Dalam prakteknya, korupsi sangat sukar
bahkan hampir tidak mungkin dapat diberantas, oleh karena sangat sulit
memberikan pembuktian-pembuktian yang eksak. Disamping itu sangat sulit
mendeteksinya dengan dasar-dasar hukum yang pasti. Namun akses perbuatan
korupsi merupakan bahaya latent yang harus diwaspadai baik oleh pemerintah
maupun oleh masyarakat itu sendiri.
Korupsi
adalah produk dari sikap hidup satu kelompok masyarakat yang memakai uang
sebagai standard kebenaran dan sebagai kekuasaaan mutlak. Sebagai akibatnya,
kaum koruptor yang kaya raya dan para politisi korup yang berkelebihan uang
bisa masuk ke dalam golongan elit yang berkuasa dan sangat dihormati. Mereka
ini juga akan menduduki status sosial yang tinggi dimata
masyarakat.
Korupsi merupakan sebuah
masalah ekonomi yang berakar pada struktur sosial-politik masyarakat Indonesia.

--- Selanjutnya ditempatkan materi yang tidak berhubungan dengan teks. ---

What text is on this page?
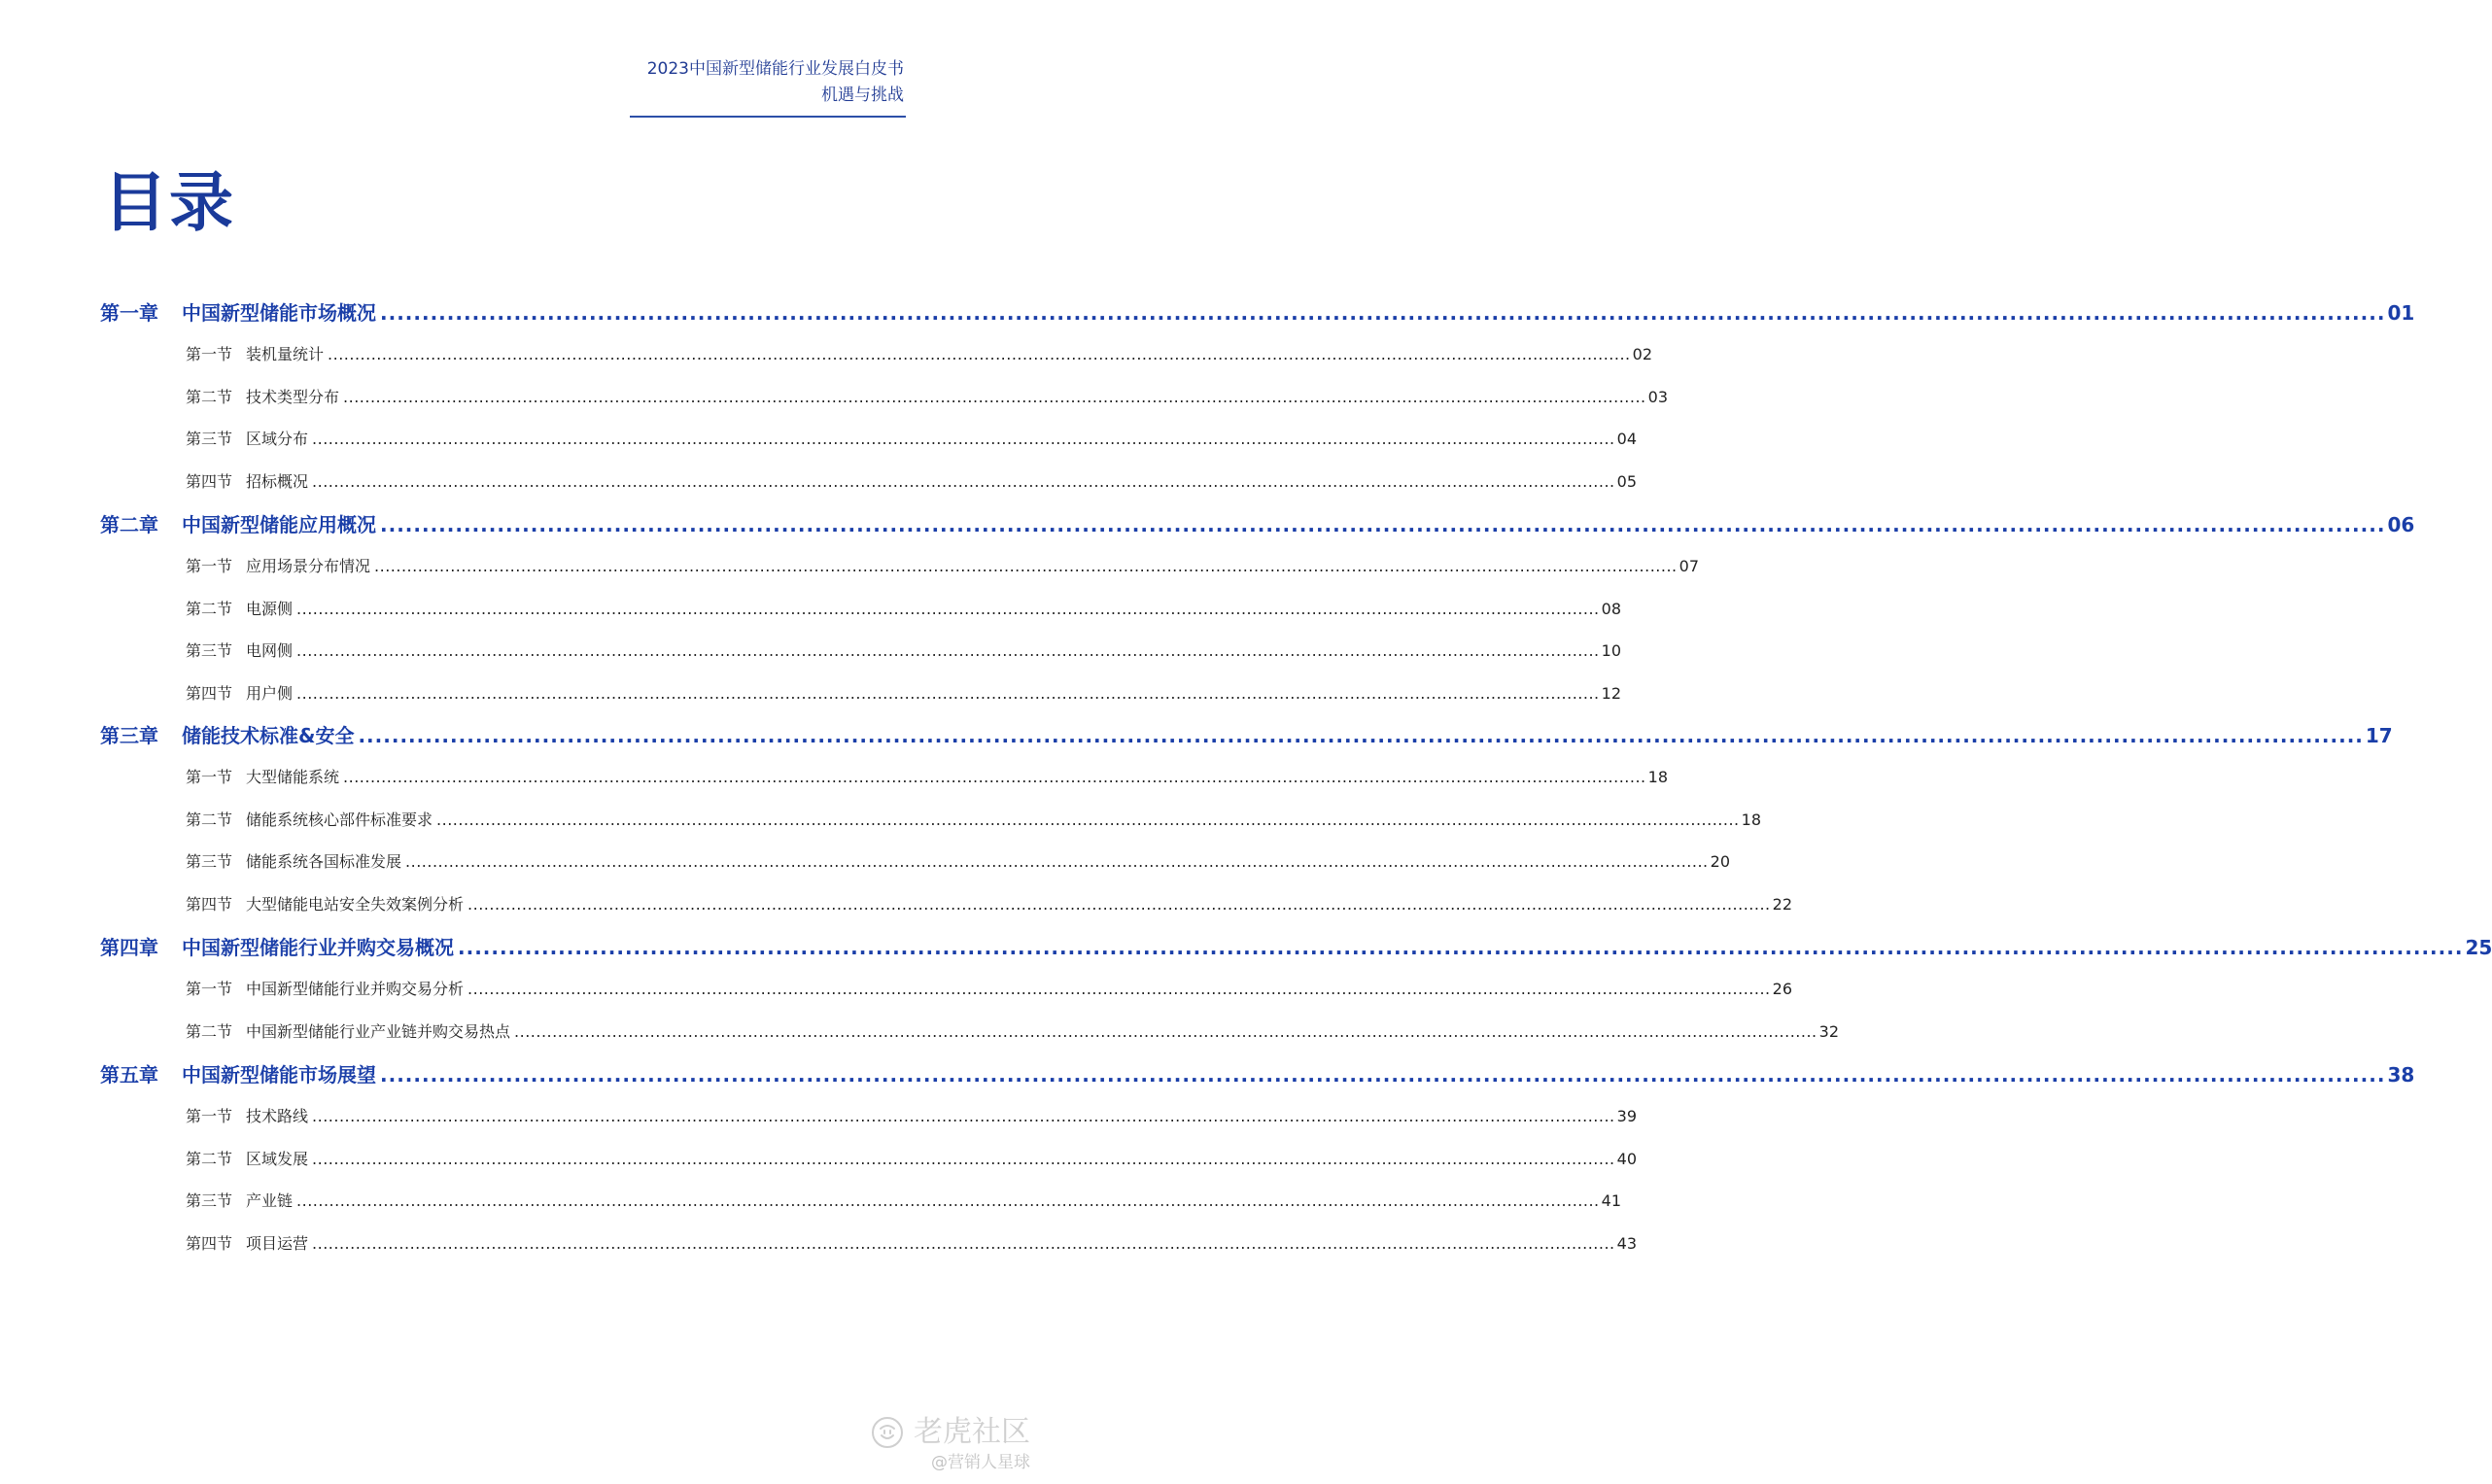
2023中国新型储能行业发展白皮书
机遇与挑战
目录
第一章	中国新型储能市场概况 ................................................................................................................................................................................................................................................ 01
第一节 装机量统计 ................................................................................................................................................................................................................................................ 02
第二节 技术类型分布 ................................................................................................................................................................................................................................................ 03
第三节 区域分布 ................................................................................................................................................................................................................................................ 04
第四节 招标概况 ................................................................................................................................................................................................................................................ 05
第二章	中国新型储能应用概况 ................................................................................................................................................................................................................................................ 06
第一节 应用场景分布情况 ................................................................................................................................................................................................................................................ 07
第二节 电源侧 ................................................................................................................................................................................................................................................ 08
第三节 电网侧 ................................................................................................................................................................................................................................................ 10
第四节 用户侧 ................................................................................................................................................................................................................................................ 12
第三章	储能技术标准&安全 ................................................................................................................................................................................................................................................ 17
第一节 大型储能系统 ................................................................................................................................................................................................................................................ 18
第二节 储能系统核心部件标准要求 ................................................................................................................................................................................................................................................ 18
第三节 储能系统各国标准发展 ................................................................................................................................................................................................................................................ 20
第四节 大型储能电站安全失效案例分析 ................................................................................................................................................................................................................................................ 22
第四章	中国新型储能行业并购交易概况 ................................................................................................................................................................................................................................................ 25
第一节 中国新型储能行业并购交易分析 ................................................................................................................................................................................................................................................ 26
第二节 中国新型储能行业产业链并购交易热点 ................................................................................................................................................................................................................................................ 32
第五章	中国新型储能市场展望 ................................................................................................................................................................................................................................................ 38
第一节 技术路线 ................................................................................................................................................................................................................................................ 39
第二节 区域发展 ................................................................................................................................................................................................................................................ 40
第三节 产业链 ................................................................................................................................................................................................................................................ 41
第四节 项目运营 ................................................................................................................................................................................................................................................ 43
老虎社区
@营销人星球
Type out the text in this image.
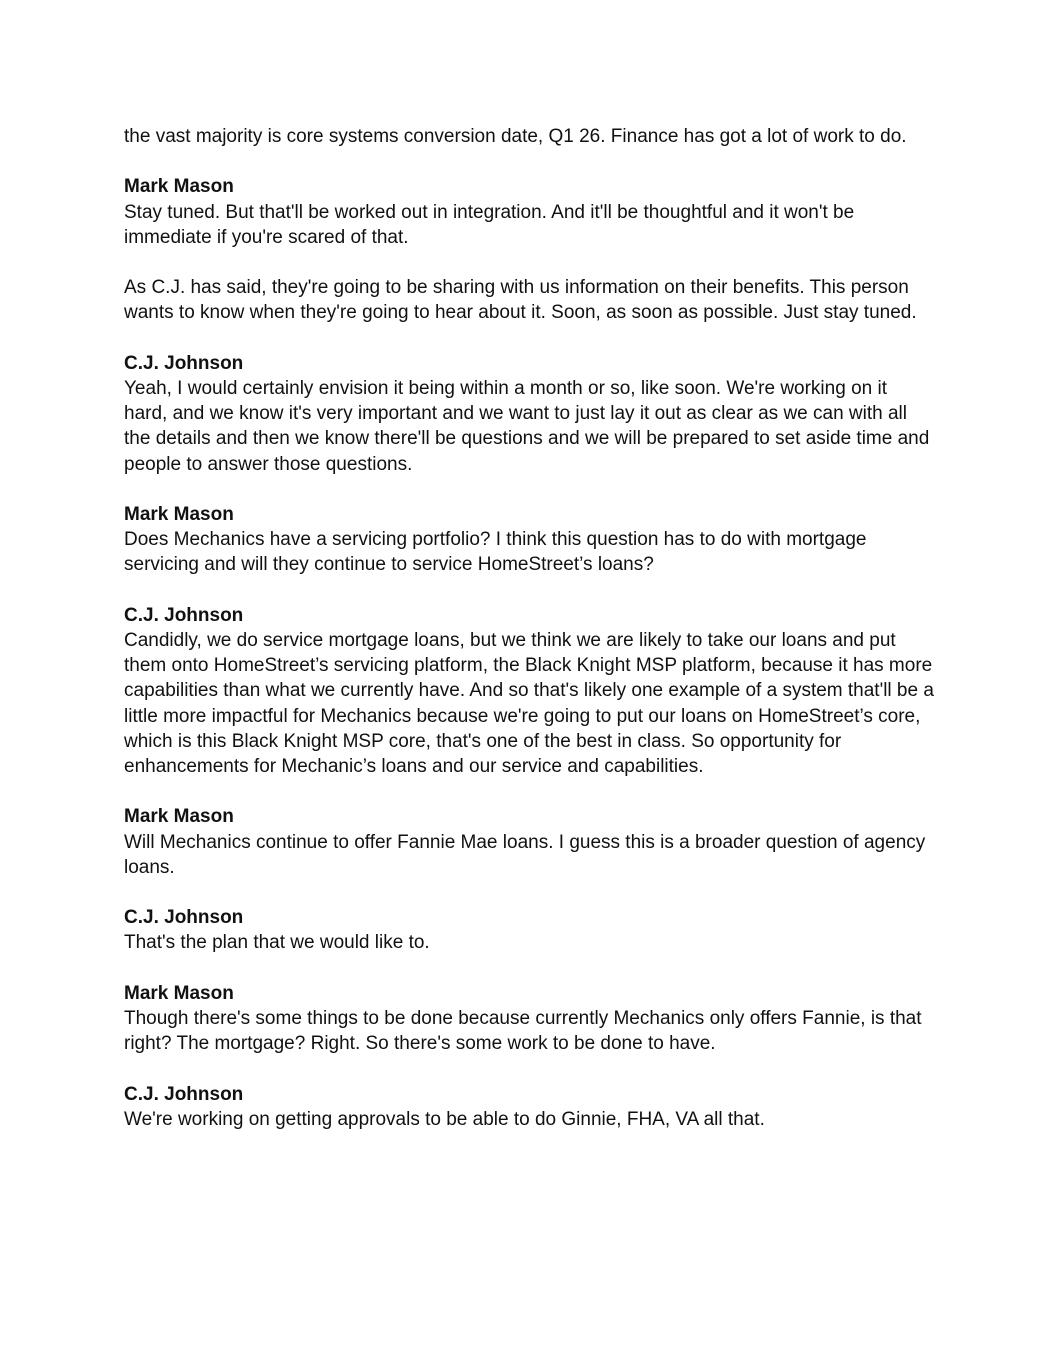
the vast majority is core systems conversion date, Q1 26. Finance has got a lot of work to do.

Mark Mason

Stay tuned. But that'll be worked out in integration. And it'll be thoughtful and it won't be immediate if you're scared of that.

As C.J. has said, they're going to be sharing with us information on their benefits. This person wants to know when they're going to hear about it. Soon, as soon as possible. Just stay tuned.

C.J. Johnson

Yeah, I would certainly envision it being within a month or so, like soon. We're working on it hard, and we know it's very important and we want to just lay it out as clear as we can with all the details and then we know there'll be questions and we will be prepared to set aside time and people to answer those questions.

Mark Mason

Does Mechanics have a servicing portfolio? I think this question has to do with mortgage servicing and will they continue to service HomeStreet’s loans?

C.J. Johnson

Candidly, we do service mortgage loans, but we think we are likely to take our loans and put them onto HomeStreet’s servicing platform, the Black Knight MSP platform, because it has more capabilities than what we currently have. And so that's likely one example of a system that'll be a little more impactful for Mechanics because we're going to put our loans on HomeStreet’s core, which is this Black Knight MSP core, that's one of the best in class. So opportunity for enhancements for Mechanic’s loans and our service and capabilities.

Mark Mason

Will Mechanics continue to offer Fannie Mae loans. I guess this is a broader question of agency loans.

C.J. Johnson

That's the plan that we would like to.

Mark Mason

Though there's some things to be done because currently Mechanics only offers Fannie, is that right? The mortgage? Right. So there's some work to be done to have.

C.J. Johnson

We're working on getting approvals to be able to do Ginnie, FHA, VA all that.
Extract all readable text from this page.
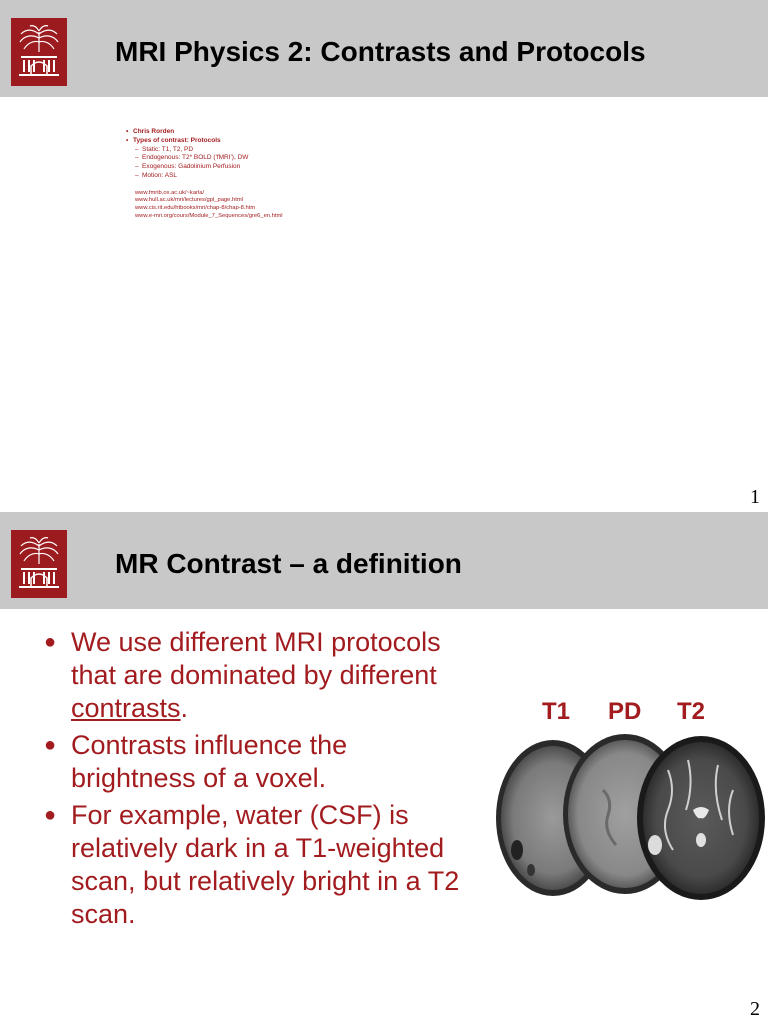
MRI Physics 2: Contrasts and Protocols
• Chris Rorden
• Types of contrast: Protocols
– Static: T1, T2, PD
– Endogenous: T2* BOLD ('fMRI'), DW
– Exogenous: Gadolinium Perfusion
– Motion: ASL
www.fmrib.ox.ac.uk/~karla/
www.hull.ac.uk/mri/lectures/gpl_page.html
www.cis.rit.edu/htbooks/mri/chap-8/chap-8.htm
www.e-mri.org/cours/Module_7_Sequences/gre6_en.html
1
MR Contrast – a definition
● We use different MRI protocols that are dominated by different contrasts.
● Contrasts influence the brightness of a voxel.
● For example, water (CSF) is relatively dark in a T1-weighted scan, but relatively bright in a T2 scan.
T1 PD T2
2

Korupsi bukanlah sebuah masalah moral semata, seperti yang dikatakan oleh sebagian
besar orang yang meyakininya. Sekalipun tentu saja masalah moral memiliki peran
penting dalam menyuburkan praktek korupsi di Negara Indonesia, akan tetapi
peran tersebut tidak terlepas dari struktur politik kekuasaan yang memberikan
ruang untuk munculnya masalah korupsi ini. Korupsi berawal dari proses
pembiasan, akhirnya menjadi kebiasaan dan berujung kepada sesuatu yang sudah
terbiasa untuk dikerjakan oleh pejabat-pejabat Negara. Tak urung kemudian,
banyak masyarakat yang begitu pesimis dan putus asa terhadap upaya penegakan
hukum untuk menumpas koruptor di negara Indonesia
Korupsi dimulai dengan semakin
mendesaknya usaha-usaha pembangunan yang diinginkan, sedangkan proses birokrasi
relaif lambat, sehingga setiap orang atau badan menginginkan jalan pintas yang
cepat dengan memberikan imbalanimbalan dengan cara memberikan uang pelicin
(uang sogok). Praktek ini akan berlangsung terus menerus sepanjang tidak adanya
kontrol dari pemerintah dan masyarakat, sehingga timbul golongan pegawai yang memperkaya
diri sendiri (ambisi material).
II.
Masalah
Permasalahan yang dikemukakan dalam tulisan ini adalah sebagai berikut :
1. Apakah korupsi itu ?
2. Apa penyebab terjadinya korupsi ?
3. Apa akibat terjadinya korupsi ?
4. Bagaimana cara menanggulangi korupsi ?
III. Pembahasan
1. Pengertian korupsi.
Korupsi (bahasa Latin: corruptio dari kata kerja corrumpere
yang bermakna busuk, rusak, menggoyahkan,
memutarbalik, menyogok). Secara harfiah, korupsi adalah perilaku pejabat
publik, baik politikus|politisi maupun pegawai negeri, yang secara tidak wajar dan tidak legal memperkaya diri atau
memperkaya mereka yang dekat dengannya, dengan menyalahgunakan kekuasaan publik
yang dipercayakan kepada mereka.
Dari
sudut pandang hukum, tindak pidana korupsi secara garis besar mencakup
unsur-unsur sebagai berikut:
- perbuatan melawan hukum;
- penyalahgunaan kewenangan, kesempatan, atau sarana;
- memperkaya diri sendiri, orang lain, atau korporasi;
- merugikan keuangan negara atau perekonomian negara;
Selain itu
terdapat beberapa jenis tindak pidana korupsi yang lain, di antaranya:
- memberi atau menerima hadiah atau janji (penyuapan);
- penggelapan dalam jabatan;
- pemerasan dalam jabatan;
- ikut serta dalam pengadaan (bagi pegawai negeri/penyelenggara negara);
- menerima gratifikasi (bagi pegawai negeri/penyelenggara negara).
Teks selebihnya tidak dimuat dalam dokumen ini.